Corrects paragraph 4 to say core profit rose 127% from 150% and clarifies duration of comparative period
March 31 (Reuters) - Grocery supplier Princes Group PRN.L said on Tuesday it would raise prices where needed to offset renewed cost pressures from rising fuel, transport, and packaging costs from the Middle East conflict.
The Liverpool-based owner of the Napolina pasta and tinned tuna brand, Princes, said it would implement pass-through pricing mechanisms as necessary to manage rising costs, having secured about 70% of its energy requirement for 2026 to protect against near-term volatility, while actively managing logistics pressures through contractual mechanisms and route optimisation.
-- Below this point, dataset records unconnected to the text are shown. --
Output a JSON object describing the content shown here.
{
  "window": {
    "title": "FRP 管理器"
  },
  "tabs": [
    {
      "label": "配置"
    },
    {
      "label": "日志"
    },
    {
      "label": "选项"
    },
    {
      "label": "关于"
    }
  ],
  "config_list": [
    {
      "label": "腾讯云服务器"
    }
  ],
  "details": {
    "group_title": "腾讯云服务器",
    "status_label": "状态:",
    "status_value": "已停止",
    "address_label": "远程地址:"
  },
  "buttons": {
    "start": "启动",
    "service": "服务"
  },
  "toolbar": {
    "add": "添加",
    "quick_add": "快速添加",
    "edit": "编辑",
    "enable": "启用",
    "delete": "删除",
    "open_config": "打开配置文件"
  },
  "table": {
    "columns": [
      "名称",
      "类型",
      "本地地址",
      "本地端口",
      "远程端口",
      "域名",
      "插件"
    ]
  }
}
UK food manufacturers, which benefited from commodity deflation in 2025, are now facing a reversal in pricing dynamics as they brace for a return of cost inflation across energy and distribution networks that could test their ability to protect margins without eroding volumes.
Princes Group's adjusted core profit surged 127% to 148 million pounds in the 12 months to December 2025 versus the nine‑month period ended December 2024, after the company completed a reorganization of its business and reporting year which resulted in a shorter comparative period.
It also confirmed its medium-term guidance of a 3 billion pound plus revenue and margin expansion of more than 300 basis points from 2024 levels.